Итак, механик пал, но падение его началось не в ресторане, как ни странно, а на стоянке такси, где к нам прибилась эта женщина, пьяная, непрерывно курящая, но в элегантной серой шапочке под цвет воротника, правда, без вуали. И поведение ее несло следы элегантности: она назвала нашего доктора «товарищ майор», обращалась к нему «на вы» и испросила у него разрешение завладеть механиком на ближайший отрезок времени. И разрешение это было получено, потому что доктор лыка, как такового, уже не вязал.

Штурман же, напротив, не терял контроля над мыслью, а мысль его плыла по фарватеру греха, и он предложил себя вместо механика, но получил отказ. Однако, в такси втиснулся третьим.

Женщина наша жила в многонаселенном доме, который назывался общежитием гостиничного типа, то есть, имел свой микроскопический блок отдаленного от остального мира пространства. У нее оказалась чудом не допитая бутылка, и она разлил мужчинам остатки сухого, и когда они проглотили теплый невкусный рислинг, выпроводила штурмана самым решительным образом.

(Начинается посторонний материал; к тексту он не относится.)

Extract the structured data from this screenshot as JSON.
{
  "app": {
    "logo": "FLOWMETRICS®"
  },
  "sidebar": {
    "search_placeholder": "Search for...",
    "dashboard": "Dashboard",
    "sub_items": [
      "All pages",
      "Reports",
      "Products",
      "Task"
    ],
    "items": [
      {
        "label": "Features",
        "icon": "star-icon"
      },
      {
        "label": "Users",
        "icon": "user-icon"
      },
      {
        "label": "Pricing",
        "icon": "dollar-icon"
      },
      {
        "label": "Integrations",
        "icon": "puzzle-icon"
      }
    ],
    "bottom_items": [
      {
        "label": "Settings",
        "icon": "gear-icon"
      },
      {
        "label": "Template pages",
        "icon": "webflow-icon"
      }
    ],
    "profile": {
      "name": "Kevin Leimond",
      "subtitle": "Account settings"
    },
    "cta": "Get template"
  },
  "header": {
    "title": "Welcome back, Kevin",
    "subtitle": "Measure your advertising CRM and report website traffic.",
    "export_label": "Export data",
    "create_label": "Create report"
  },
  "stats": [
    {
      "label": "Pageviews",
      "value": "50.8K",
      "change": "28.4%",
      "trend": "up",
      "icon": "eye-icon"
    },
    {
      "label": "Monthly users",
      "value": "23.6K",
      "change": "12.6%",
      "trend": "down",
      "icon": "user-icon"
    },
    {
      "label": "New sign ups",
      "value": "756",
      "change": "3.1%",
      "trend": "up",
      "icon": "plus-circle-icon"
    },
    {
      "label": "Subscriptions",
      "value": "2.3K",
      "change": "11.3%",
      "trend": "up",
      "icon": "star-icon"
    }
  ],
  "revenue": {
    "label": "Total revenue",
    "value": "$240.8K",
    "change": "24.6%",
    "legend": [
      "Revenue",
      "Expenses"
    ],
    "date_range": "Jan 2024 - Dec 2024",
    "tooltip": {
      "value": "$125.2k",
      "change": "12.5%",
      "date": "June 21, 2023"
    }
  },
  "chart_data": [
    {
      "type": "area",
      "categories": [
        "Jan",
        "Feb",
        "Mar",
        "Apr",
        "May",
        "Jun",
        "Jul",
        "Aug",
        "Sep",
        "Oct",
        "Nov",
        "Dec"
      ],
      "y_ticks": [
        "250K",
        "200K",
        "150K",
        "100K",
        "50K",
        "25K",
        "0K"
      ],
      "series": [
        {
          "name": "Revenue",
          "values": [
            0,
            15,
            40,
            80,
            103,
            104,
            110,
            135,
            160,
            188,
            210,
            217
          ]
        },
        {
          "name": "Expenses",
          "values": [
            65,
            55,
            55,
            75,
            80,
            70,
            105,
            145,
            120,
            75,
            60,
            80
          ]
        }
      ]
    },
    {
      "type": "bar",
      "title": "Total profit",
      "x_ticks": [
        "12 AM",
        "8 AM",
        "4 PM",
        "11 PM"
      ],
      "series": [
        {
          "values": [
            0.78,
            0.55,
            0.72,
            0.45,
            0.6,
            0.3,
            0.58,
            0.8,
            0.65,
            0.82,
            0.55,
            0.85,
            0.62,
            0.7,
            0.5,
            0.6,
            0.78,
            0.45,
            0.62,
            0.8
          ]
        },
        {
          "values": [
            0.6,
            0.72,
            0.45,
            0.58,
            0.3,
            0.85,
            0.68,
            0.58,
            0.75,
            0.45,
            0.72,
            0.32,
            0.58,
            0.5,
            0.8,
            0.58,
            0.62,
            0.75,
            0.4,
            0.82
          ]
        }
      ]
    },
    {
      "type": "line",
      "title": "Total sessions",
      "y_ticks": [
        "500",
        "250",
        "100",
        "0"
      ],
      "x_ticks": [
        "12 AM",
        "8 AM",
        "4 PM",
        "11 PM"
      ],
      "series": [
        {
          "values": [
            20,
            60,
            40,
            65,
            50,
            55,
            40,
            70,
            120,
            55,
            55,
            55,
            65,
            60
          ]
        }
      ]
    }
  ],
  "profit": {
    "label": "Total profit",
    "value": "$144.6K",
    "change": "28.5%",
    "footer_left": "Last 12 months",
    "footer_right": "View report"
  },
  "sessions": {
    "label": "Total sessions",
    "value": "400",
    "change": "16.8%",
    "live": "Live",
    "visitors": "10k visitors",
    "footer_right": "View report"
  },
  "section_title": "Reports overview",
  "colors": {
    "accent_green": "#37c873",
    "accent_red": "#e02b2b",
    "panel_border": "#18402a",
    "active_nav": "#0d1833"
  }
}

И возможно, не стоило бы браться за это повествование, если бы просто свершился веселый пьяный грех, короткое замыкание между двумя разгоряченными полюсами, и механик потом вспоминал бы об этом приключении, тайно бесшабашно улыбаясь – эка невидаль!

Но дело в том, что поведение женщины озадачило механика.

Он была озабочена, все время выскальзывала из-под положенной на плечо руки, вовсе как бы не намериваясь, как тогда иронически выражались, «слиться в экстазе». Но глаза ее блестели лихорадочным блеском: все-таки, она была под хорошим градусом.

И вдруг она сняла платье! Да-да, совершенно не прячась и не отворачиваясь, решительно стащила через голову свой крепдешин, и механик с восхищением увидел открывшиеся перед ним откровения: и красивую шею, и плечи, и полную грудь, которую почти не скрывал бюстгальтер. От этого разоблачения его бросило в жар, в голове шумнуло, и только деловое равнодушие, с которым женщина встретила его пылкий взгляд, удержало мореплавателю от немедленных активных действий. Она же натянула на себя старый, линялый халат, закуталась по самый подбородок, и механику стало обидно.